ただ従業員の想いはどうあれ、この現象が企業の現場に及ぼす影響については、さまざまな報告があがっている。経営者たちはこうした現状を受け、福利厚生制度を見直し、従業員のニーズをよりよく受け入れるための方法について検討しているという。
06 こぼれ話
「プログラマティックのトレーダーやキャンペーンマネージャーは、あまりにも多くの事柄についてたくさん知りすぎてしまう立場にある。そのため、幅広く事柄についての、浅い専門知識しか持ち合わせていない。DOOH(デジタルアウトオブホーム)やストリーミングオーディオやバナー広告を作動させることはできるが、ひとりの人間がすべての領域において専門家になるには、得るべき知識やスキルが複雑、かつ多すぎるのだ」。
――ティヌイティ(Tinuiti)のプログラマティック広告、およびディスプレイメディア担当バイスプレジデント、ジェフリー・リトワー氏
- プログラマティック広告の成長に伴い、ひとつのチームが担当する機能の範囲が拡大し、扱いきれなくなってきている。しかしリトワー氏は、業界が成長するにつれてチーム構造が見直され、チャネル、プラットフォーム、フォーマットにまたがる、より深い専門性を有する体制作りが広がっていくと見ている。また、リトワー氏は「プログラマティック」という言葉は、この業界で行われていることを表現しきれていないと、疑問を呈す(プログラマティック広告とひと口にいっても、その業務内容は多様かつ複雑だからだ)。
「私自身は決して口にしない言葉だが、『Cookieに死を(death to the cookie)』『Cookieの死(death of the cookie)』『Cookie黙示録(cookiepocalypse)』など、どれも非常にネガティブな響きだ。私はこうした表現に賛同はできない。なぜならCookieの廃止は、開かれたインターネット全体を再び同じ水準に設定しなおし、新たなアイデアや経営方法を受け入れるための、絶好の機会になるからだ」。
――OMD USAのヘッド・オブ・アクティベーション、ルーク・ランバート氏
- ランバート氏は、サードパーティCookieの廃止が、まるで破滅のシナリオのように語られる点に問題があると指摘する。そうした状況が、Cookieからの脱却についての議論も、不安や恐怖、そしてしばしばパニック感に満ちたものになりがちだと同氏。マーケターは、ポストCookie時代にもたらされるかもしれない利益のほうに焦点を当てて、再度議論を組み立ててみるべきだと、同氏は主張している。

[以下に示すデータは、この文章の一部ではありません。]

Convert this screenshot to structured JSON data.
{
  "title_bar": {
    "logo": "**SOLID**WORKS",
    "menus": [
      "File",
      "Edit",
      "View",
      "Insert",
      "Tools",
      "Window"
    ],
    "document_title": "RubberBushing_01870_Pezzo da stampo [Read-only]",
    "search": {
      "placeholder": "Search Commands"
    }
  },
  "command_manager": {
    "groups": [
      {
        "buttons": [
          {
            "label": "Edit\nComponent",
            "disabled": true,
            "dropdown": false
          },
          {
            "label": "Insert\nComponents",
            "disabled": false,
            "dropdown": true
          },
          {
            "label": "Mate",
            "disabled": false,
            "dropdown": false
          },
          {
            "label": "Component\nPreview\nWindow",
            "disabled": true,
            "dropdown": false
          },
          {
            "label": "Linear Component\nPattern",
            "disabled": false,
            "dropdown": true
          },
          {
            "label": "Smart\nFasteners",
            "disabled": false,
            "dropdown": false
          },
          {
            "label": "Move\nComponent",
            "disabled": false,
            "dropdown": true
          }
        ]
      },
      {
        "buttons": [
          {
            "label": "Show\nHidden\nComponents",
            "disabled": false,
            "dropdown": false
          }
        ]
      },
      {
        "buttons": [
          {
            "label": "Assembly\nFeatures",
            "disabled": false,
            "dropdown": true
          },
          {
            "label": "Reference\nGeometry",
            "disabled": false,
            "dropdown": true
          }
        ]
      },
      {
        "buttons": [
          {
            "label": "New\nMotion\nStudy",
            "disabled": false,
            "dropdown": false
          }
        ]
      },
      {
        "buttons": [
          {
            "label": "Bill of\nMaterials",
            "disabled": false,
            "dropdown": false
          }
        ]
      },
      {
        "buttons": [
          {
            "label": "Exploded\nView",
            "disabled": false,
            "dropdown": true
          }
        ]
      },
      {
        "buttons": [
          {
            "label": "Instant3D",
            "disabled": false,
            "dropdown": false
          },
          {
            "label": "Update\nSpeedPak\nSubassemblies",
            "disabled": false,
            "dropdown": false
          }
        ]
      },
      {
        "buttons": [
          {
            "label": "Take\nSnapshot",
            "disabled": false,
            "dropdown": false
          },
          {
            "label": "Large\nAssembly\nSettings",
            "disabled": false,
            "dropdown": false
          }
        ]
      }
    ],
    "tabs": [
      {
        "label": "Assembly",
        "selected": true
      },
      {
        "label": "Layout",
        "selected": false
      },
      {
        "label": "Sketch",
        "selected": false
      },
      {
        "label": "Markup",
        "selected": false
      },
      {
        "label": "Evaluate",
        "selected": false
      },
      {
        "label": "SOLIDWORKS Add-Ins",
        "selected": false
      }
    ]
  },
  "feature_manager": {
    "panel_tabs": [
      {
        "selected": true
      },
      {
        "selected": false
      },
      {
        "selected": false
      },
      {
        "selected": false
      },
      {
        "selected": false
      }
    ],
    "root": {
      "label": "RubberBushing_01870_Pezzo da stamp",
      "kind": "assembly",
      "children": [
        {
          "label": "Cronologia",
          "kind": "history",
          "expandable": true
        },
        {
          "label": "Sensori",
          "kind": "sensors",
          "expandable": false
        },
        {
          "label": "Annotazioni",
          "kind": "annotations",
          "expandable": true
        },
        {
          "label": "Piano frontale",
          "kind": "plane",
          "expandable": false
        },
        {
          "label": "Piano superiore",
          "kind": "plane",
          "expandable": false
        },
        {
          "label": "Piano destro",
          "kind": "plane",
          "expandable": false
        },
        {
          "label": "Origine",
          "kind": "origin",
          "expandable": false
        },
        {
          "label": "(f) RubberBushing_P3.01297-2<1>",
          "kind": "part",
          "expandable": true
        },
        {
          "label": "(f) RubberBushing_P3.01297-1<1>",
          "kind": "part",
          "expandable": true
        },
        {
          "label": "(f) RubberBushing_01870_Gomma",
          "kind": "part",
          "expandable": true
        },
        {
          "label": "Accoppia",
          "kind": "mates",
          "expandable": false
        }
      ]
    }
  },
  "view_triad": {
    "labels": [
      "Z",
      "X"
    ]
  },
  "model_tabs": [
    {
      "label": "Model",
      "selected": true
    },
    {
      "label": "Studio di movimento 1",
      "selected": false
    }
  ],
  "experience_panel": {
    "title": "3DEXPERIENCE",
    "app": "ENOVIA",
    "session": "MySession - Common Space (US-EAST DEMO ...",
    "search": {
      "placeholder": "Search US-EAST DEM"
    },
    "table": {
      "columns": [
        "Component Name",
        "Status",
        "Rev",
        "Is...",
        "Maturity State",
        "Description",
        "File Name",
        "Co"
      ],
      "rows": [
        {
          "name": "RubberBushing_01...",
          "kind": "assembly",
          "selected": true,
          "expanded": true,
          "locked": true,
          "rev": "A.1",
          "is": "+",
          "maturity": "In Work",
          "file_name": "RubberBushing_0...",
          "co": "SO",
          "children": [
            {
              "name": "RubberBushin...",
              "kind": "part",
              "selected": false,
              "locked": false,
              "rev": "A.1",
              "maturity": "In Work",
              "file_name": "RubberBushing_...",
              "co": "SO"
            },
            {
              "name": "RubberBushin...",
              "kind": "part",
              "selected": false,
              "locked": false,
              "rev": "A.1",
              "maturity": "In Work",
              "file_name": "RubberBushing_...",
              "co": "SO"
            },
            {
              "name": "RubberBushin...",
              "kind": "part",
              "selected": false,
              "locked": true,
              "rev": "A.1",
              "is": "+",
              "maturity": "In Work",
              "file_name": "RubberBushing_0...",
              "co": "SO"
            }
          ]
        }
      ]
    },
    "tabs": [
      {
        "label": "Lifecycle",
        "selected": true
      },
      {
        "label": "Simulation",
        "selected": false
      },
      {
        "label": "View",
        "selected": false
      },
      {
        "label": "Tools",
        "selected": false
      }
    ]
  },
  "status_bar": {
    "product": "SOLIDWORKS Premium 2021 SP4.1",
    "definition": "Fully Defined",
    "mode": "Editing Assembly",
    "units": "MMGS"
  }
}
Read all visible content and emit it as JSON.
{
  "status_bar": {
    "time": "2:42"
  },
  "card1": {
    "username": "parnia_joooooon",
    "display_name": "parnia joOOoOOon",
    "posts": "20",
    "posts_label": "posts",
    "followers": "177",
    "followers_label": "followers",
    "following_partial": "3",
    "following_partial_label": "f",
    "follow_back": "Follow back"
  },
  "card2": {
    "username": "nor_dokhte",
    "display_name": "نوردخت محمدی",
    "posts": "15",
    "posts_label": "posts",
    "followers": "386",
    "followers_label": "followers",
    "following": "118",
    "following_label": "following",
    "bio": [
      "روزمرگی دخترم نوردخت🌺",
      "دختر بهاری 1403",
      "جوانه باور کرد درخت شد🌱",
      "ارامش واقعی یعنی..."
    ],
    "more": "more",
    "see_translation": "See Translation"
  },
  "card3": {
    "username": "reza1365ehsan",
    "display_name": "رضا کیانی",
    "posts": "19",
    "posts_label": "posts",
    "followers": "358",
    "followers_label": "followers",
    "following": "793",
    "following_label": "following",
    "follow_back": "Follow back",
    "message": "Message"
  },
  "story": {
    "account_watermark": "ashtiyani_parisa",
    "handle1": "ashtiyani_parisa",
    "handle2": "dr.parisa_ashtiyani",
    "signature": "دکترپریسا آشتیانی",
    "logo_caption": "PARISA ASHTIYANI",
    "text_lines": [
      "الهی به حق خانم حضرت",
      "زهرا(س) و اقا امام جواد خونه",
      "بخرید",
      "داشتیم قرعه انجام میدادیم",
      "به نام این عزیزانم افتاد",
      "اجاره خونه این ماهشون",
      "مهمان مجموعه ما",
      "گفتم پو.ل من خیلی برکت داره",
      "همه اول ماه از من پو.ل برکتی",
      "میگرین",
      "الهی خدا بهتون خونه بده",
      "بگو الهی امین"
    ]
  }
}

「あなたが、科学とデータを重視し創造性も兼ね備えた組織の人間ならば、鍵を握るのはイノベーションだ。そしてイノベーションと創造性を加速させるのは、異なる視点と多様性である。もし同じような人ばかりを雇っていたら、どこにイノベーションがあるというのだろう?」。
――ノウン、タレントアクイジション担当シニアバイスプレジデントのアリッサ・アデルソン氏
- プログラマティック広告に関わるチームや企業の多くが、いまでも多様性という点に関しては、配慮できていない。これは、単に有色人種や女性の従業員および雇用候補者についての問題ではなく、組織の成長を妨げる要因にもなる。アデルソン氏は、従業員の価値観や人生経験の多様性を確保するために、いかに雇用が重要であるかをタイムリーに語ってくれた。ノウンでは、多様な人材採用から多くの恩恵を受けており、それは同社が多様なクライアントを獲得し維持する上で役立っているという。
07 知っておくべき数字
ポッドキャスティングはプログラマティック広告主にとって、大きなチャンスを秘めた新たな手法だ。エジソンリサーチ(Edison Research)による最近のレポートによると、毎週8000万人のアメリカ人がポッドキャストを聞いているという。エジソンの試算によると、2021年にはこの分野で10億ドル(約1100億円)を超える広告収入が見込まれるという。